Il primo giorno del Congresso, quando è stato proposto il
punto di vista storico, l’Abbé François Knittel, priore di Strasburgo, ha
compiuto una panoramica in merito ai rapporti fra la FSSPX e la Santa Sede, Accettare
il Vaticano II e la Nuova Messa: da Paolo VI a Benedetto XVI. I problemi di
carattere disciplinare della Fraternità Sacerdotale San Pio X sorti sotto i
pontificati di Paolo VI e di Giovanni Paolo II vengono ad assumere, secondo la
spiegazione di Knittel, una prospettiva nuova sotto Benedetto XVI, il quale
chiede alla FSSPX una regolarizzazione mentre si compiono alcuni importanti
passi: liberalizzazione della Messa di sempre del 2007 e revoca delle
scomuniche dei quattro Vescovi consacrati da Monsignor Marcel Lefebvre nel
1988.
Il problema, dunque, si è spostato dal punto di vista
disciplinare a quello dottrinale; infatti vengono aperti i colloqui dottrinali
tra la Santa Sede e la FSSPX nell’ottobre 2009, che si chiuderanno nell’aprile
2011.
«Sembra chiaro che, le proposte romane si sono gradualmente
spostate dalla materia canonica e disciplinare», esistenza della Fraternità,
dei seminari, dei priorati..., «a quella dottrinale. Ma l’accettazione del
Concilio e la Messa di Paolo VI, come richiesto dalle attuali autorità della
Chiesa, sono prerequisiti non negoziabili». Dunque per avere un riconoscimento
canonico ed un ritorno “alla piena comunione” le autorità romane chiedono, per
il momento, l’accettazione sine qua non del Vaticano II e
della Nuova Messa.
Padre Knittel ha spiegato che non si tratta di una lotta
statica, ma dinamica e in divenire e, pertanto, diviene basilare gettare uno
sguardo sia al passato più lontano che a quello più vicino, restando «fedeli a
ciò che Dio si aspetta da ciascuno di noi hic et nunc.

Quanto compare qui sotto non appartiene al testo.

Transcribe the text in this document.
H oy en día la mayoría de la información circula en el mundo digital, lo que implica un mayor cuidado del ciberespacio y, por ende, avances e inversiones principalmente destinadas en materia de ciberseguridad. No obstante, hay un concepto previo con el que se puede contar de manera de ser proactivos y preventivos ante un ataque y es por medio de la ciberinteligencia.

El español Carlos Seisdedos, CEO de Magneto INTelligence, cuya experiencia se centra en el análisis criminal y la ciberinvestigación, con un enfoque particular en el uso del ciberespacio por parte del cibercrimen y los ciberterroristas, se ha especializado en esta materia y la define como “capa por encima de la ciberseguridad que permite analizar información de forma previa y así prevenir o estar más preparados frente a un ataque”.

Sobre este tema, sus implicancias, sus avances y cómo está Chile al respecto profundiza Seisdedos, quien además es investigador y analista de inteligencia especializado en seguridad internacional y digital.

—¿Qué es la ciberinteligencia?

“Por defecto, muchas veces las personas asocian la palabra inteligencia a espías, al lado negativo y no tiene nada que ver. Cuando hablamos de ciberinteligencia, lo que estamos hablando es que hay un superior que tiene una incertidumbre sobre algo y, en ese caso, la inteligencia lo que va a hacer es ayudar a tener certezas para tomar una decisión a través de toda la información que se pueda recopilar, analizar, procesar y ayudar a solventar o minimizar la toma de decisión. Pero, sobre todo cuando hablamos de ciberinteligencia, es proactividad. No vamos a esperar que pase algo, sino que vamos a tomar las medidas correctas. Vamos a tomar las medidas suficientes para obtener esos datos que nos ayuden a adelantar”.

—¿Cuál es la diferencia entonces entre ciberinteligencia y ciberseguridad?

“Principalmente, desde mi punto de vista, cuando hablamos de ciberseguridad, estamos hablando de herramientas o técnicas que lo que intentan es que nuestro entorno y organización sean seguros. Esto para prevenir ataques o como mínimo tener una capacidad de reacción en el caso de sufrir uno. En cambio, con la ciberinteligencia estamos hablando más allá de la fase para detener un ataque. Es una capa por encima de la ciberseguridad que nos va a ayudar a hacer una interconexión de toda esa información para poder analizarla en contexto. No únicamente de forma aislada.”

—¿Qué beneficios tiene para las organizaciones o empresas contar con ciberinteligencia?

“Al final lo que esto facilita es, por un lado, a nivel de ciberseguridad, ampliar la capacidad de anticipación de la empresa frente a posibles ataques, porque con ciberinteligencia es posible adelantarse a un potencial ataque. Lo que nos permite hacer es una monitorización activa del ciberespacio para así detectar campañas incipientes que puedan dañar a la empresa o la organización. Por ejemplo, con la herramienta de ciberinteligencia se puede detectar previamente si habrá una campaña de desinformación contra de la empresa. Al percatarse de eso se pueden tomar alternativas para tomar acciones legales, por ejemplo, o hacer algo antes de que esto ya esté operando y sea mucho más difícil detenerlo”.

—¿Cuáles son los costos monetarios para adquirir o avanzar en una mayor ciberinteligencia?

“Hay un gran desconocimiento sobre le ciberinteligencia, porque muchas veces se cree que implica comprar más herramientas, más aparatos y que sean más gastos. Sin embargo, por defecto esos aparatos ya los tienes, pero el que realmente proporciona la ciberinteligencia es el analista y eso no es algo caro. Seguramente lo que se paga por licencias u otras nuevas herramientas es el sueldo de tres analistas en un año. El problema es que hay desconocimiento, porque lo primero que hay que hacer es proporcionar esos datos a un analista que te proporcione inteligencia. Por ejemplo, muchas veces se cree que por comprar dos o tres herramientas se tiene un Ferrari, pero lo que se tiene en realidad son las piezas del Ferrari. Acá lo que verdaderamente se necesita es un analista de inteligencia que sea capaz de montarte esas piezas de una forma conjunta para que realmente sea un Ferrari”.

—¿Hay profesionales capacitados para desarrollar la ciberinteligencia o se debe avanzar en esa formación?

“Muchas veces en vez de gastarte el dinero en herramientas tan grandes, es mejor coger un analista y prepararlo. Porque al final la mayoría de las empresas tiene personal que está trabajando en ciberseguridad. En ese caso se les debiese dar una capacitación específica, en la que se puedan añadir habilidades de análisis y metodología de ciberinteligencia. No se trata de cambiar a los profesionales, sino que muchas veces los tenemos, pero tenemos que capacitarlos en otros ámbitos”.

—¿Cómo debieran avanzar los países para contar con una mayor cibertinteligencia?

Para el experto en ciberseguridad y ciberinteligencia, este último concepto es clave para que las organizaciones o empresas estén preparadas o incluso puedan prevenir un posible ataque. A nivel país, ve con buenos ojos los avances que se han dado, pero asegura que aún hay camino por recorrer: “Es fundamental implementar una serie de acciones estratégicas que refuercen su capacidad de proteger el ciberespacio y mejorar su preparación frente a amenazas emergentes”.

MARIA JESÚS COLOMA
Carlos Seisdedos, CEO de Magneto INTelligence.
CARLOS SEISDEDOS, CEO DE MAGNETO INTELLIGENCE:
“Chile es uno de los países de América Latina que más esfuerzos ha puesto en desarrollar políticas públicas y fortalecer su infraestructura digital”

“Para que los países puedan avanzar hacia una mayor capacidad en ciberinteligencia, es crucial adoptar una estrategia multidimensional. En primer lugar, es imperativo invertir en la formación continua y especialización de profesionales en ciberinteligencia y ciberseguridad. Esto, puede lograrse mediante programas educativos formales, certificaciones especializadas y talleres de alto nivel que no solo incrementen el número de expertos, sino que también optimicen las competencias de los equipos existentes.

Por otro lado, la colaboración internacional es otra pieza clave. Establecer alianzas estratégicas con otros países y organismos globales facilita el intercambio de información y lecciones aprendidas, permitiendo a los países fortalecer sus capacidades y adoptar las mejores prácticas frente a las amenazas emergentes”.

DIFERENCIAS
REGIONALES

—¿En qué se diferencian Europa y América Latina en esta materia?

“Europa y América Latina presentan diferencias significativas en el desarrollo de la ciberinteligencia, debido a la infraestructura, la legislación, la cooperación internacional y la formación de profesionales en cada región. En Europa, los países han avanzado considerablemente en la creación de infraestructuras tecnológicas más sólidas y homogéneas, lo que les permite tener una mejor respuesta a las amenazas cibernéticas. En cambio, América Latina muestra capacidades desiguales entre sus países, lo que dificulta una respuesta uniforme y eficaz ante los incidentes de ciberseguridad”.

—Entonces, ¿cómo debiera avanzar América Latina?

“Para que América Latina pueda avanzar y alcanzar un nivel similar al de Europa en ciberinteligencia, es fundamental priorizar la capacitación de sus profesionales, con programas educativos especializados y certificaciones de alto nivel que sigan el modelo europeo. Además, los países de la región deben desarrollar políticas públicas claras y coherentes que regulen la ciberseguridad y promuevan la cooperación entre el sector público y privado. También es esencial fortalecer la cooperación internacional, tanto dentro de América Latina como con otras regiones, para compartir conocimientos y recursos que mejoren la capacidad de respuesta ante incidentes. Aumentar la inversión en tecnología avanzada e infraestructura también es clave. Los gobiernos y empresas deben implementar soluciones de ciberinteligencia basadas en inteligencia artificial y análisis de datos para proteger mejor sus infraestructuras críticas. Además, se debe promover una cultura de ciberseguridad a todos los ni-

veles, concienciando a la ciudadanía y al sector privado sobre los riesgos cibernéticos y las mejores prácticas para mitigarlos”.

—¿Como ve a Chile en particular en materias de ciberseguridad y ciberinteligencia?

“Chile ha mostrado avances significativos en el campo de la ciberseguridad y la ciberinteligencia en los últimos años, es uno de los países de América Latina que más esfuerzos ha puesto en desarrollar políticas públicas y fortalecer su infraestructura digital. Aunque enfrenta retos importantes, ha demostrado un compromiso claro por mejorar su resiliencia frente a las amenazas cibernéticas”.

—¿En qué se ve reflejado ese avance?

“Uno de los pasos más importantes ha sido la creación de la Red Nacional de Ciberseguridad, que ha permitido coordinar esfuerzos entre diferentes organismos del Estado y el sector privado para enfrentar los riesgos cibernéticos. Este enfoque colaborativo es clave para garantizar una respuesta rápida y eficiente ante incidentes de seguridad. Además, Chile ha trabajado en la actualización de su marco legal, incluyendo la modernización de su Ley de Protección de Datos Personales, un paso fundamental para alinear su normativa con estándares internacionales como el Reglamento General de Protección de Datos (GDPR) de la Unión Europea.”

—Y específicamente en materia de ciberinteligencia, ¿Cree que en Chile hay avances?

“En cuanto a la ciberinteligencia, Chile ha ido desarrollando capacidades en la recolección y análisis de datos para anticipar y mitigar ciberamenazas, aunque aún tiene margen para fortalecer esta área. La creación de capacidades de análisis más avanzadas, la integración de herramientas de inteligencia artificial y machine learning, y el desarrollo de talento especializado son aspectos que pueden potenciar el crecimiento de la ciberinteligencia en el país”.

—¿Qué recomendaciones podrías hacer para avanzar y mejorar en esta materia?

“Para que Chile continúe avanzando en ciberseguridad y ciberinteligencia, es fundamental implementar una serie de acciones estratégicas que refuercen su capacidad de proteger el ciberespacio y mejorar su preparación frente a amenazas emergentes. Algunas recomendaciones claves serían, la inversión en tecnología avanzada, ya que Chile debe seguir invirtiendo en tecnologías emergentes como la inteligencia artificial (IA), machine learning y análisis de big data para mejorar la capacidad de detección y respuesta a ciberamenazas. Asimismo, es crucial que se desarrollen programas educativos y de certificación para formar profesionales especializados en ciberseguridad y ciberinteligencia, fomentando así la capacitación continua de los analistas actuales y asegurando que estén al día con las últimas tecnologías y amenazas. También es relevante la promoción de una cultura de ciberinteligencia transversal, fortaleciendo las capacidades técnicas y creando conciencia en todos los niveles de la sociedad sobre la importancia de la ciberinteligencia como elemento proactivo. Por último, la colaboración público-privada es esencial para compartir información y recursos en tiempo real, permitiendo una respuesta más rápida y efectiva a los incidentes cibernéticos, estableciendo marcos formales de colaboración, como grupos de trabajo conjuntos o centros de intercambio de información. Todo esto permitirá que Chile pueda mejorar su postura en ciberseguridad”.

Tuttavia,
col trascorrere del tempo, siamo esposti a molti pericoli: pericolo per i
giovani di ignorare il passato, quando essi non erano né attori né testimoni;
pericolo per i più adulti di dimenticare il passato e di limitare la
valutazione o, al contrario, di congelare il passato che si dissocia dai più
recenti sviluppi».
A volte c’è bisogno di fermarsi, di esaminare tutto il
“dossier”, di abbracciare in un colpo d’occhio il passato e il presente per
cogliere le sfumature, il progresso, le battute d’arresto, le accelerazioni, le
decelerazioni, la logica. Questo è ciò che ci proponiamo di fare oggi circa
l’accettazione del Concilio Vaticano II e la riforma liturgica. Per fare un
simile esame ci si può avvalere di varie fonti, fra le quali: i discorsi di
Paolo VI e di Benedetto XVI sulla riforma liturgica e l’accettazione del
Concilio; le proposizioni presentate alla Fraternità San Pio X dal 1975 fino a
giugno 2012; le iniziative relative alla celebrazione romana della Messa
tradizionale dal 1980 al 2011.
Per la Fraternità, ha detto Knittel, come per la Chiesa fino
al Concilio Vaticano II, la Tradizione è il Depositum Fidei, vale a
dire l’insieme di verità che costituiscono la Rivelazione, chiusasi con la
morte di san Giovanni Evangelista. Pertanto la Tradizione è un insieme di
verità intellettualmente accettabili ed eterne, la cui mutabilità consiste
nell’immutabilità dell’oggetto, benché possano essere approfondite. In questa
concezione la Tradizione è la continua ripetizione dell’esperienza di fede
fatta dalla Chiesa apostolica. Ma la prospettiva ha avuto un mutamento: la continuità
non risiede più nell’oggetto eterno ed immutabile, ma nel soggetto che prova e
produce l’esperienza religiosa. Così il solo ricercare, tramite l’esegesi dei
testi conciliari, la continuità o meno con la Tradizione viene ritenuto da
alcuni un metodo che mette in discussione l’assistenza dello Spirito Santo.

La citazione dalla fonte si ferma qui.